EDIT A very naive and simplified implementation of what i am trying to do:

import java.math.BigInteger;
import java.util.stream.Collectors;

public class NewClass1 {    

    public static void main(String[] args) {
        //imagine this is my content of first file which is not at the same place as file two
        String file1 = "RDNZL";        
        //convert the content to bits
        file1 = toBits(file1); // 0101001001000100010011100101101001001100  

        //convert bits to number
        BigInteger  x = new BigInteger (file1, 2); //353333303884

        long p = 1187;  // select a random number between 2 and 1600 (String length * 8 bits = 40)
        // send p and x % p to validiate,
        long xMp = x.mod(BigInteger.valueOf(p)).longValue(); 
        System.out.println(check(p, xMp));
    }
    public static String toBits(String file){
        //convert each char to 8 bits and concat to string
        //just for simplification, i'am going to find a better way to solve this
        return file.chars().boxed()
                .map(Integer::toBinaryString).map(e->String.format("%8s", e).replace(' ', '0'))
                .collect(Collectors.joining("")); 
    }
    public static boolean check(long p, long xMp){
        //the other file which is somewhere else, in the cloud etc. 
        String file2 = "RDNZL";        
        file2 = toBits(file2); 

        BigInteger  y = new BigInteger (file2, 2); 
        long yMp = y.mod(BigInteger.valueOf(p)).longValue();
        return yMp == xMp;
    }
}

If yMp != xMp with 100% confidence files differ, if not an infinitesimal chance that the algorithm doesn't recognize it that they differ.

Answer 1

Use BigInteger, and its nextProbablePrime() method.

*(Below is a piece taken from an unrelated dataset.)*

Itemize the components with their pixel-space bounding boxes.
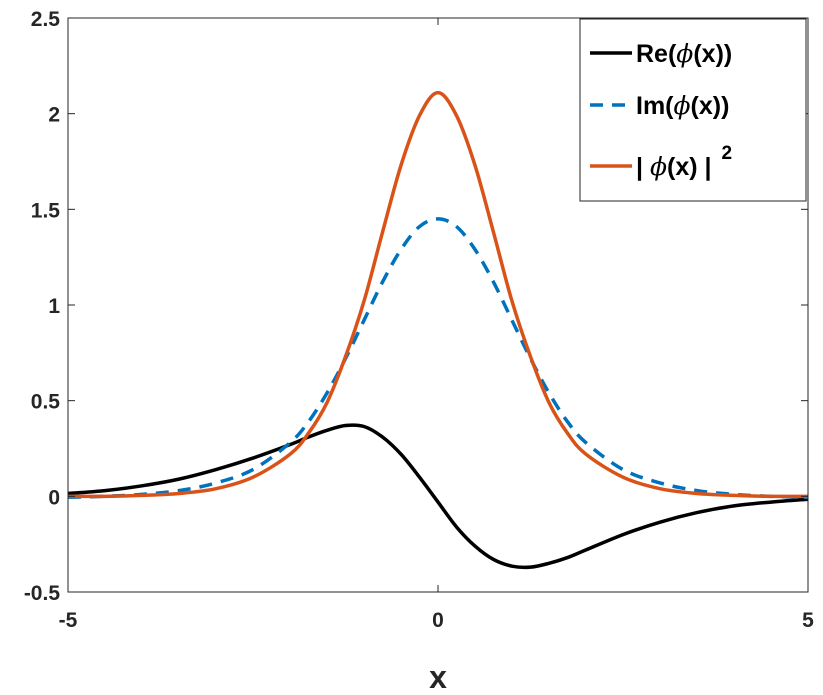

public static BigInteger randomPrime(int numBits) {
  BigInteger max = BigInteger.ONE.shiftLeft(numBits);
  BigInteger prime;
  do {
    BigInteger integer = new BigInteger(numBits, ThreadLocalRandom.current()); // Pick a random number between 0 and 2 ^ numbits - 1
    prime = integer.nextProbablePrime(); // Pick the next prime. Caution, it can exceed n^numbits, hence the loop
  } while(prime.compareTo(max) > 0);
  return prime;
}

An alternative would be to use the BigInteger​(int bitLength, int certainty, Random rnd) constructor, but it will find numbers with exactly bitLength bits, which is inconvenient because it doesn't go below n ^ (bitLength - 1).

Answer 2

The probability to find a prime number at x is 1/ln(x). In your case, that's n² with n=10^32. So the likelyness is ln(10^64) or roughly 1/150. This means that you have to test an average of about 150 numbers until you find a prime.

I don't have Java available, but I can give you a result from Python, based on the PSW primality test. Credits go to @primo from Codegolf, especially this answer.

start = time()
n = next_prime((10**32)**2)
end = time()
print (n, " calcualted in ", end-start)

10000000000000000000000000000000000000000000000000000000000000057 calcualted in  0.00302 sec

So yes, it is possible in an efficient way at the same time.

The result is confirmed by Wolfram Alpha.